Il contributo è dedicato all’impegno del senese Fabio Chigi per il restauro della cappella di famiglia in Santa Maria della Pace, ricostruibile attraverso le fonti e in particolare il carteggio da lui intrattenuto con il cugino di suo padre, Agostino Chigi, rettore dell’Ospedale di Santa Maria della Scala a Siena, che lo sosteneva finanziariamente negli studi a Roma ed era assai sensibile ai valori artistici e alle memorie familiari.
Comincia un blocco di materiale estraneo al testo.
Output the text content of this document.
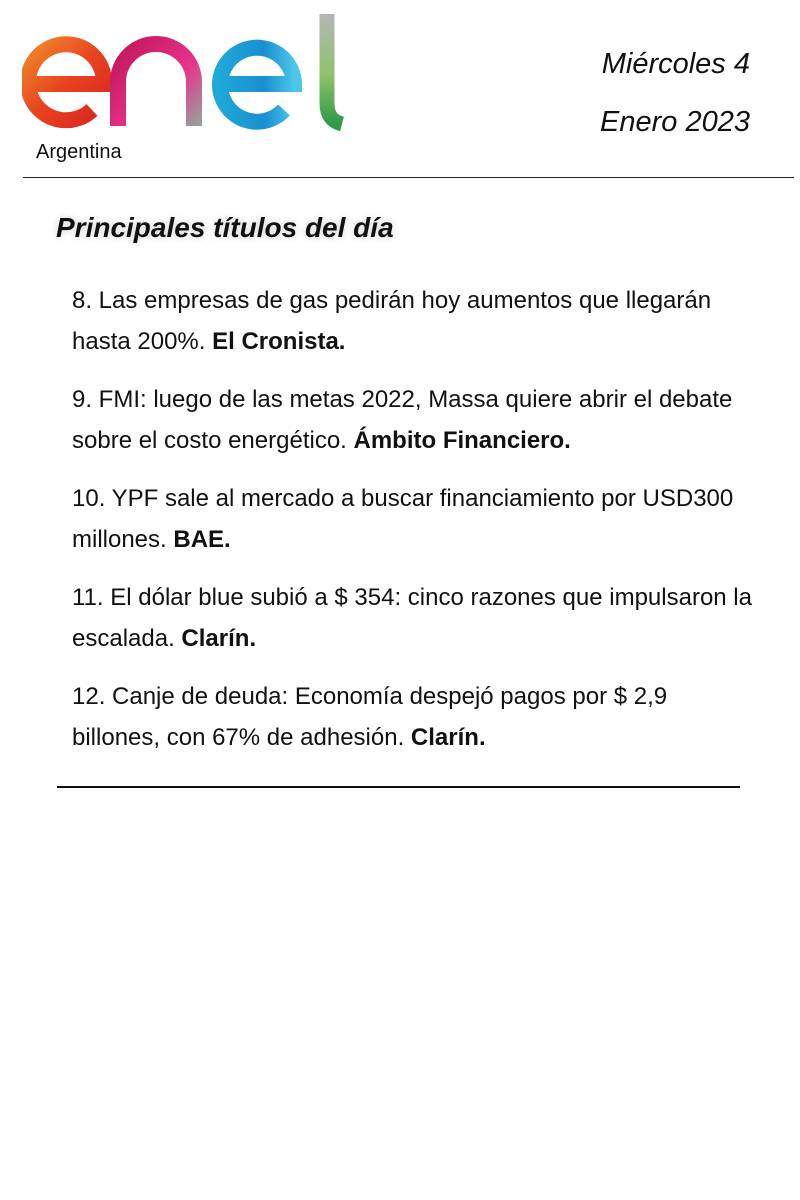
Argentina
Miércoles 4
Enero 2023
Principales títulos del día

8. Las empresas de gas pedirán hoy aumentos que llegarán hasta 200%. El Cronista.

9. FMI: luego de las metas 2022, Massa quiere abrir el debate sobre el costo energético. Ámbito Financiero.

10. YPF sale al mercado a buscar financiamiento por USD300 millones. BAE.

11. El dólar blue subió a $ 354: cinco razones que impulsaron la escalada. Clarín.

12. Canje de deuda: Economía despejó pagos por $ 2,9 billones, con 67% de adhesión. Clarín.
La partenza di Fabio per Ferrara nel 1629, con la missione di vice–legato, non permise di portare avanti i lavori e si sarebbero dovuti attendere più di vent’anni per intervenire sulla cappella, garantendosi l’impegno di Pietro da Cortona. Ma in quella fase — quando Fabio Chigi era già stato eletto papa nel 1655 — il grande protagonista della pittura romana si sarebbe limitato a disegnare lo sportello del ciborio bronzeo per l’altare della cappella, il cui modello sarebbe stato plasmato in creta da Cosimo Fancelli. Sotto l’affresco di Raffaello con le celebri Sibille ai due lati della cappella sarebbero intervenuti altri due scultori romani della cerchia di Bernini, Antonio Raggi ed Ercole Ferrata, accanto allo stesso Fancelli. Così un intervento di restauro che era stato concepito in un primo momento in termini strettamente pittorici, si trasformò in una nuova decorazione scultorea, molto indicativa delle propensioni più recenti di Alessandro VII e della sua continua frequentazione con Bernini.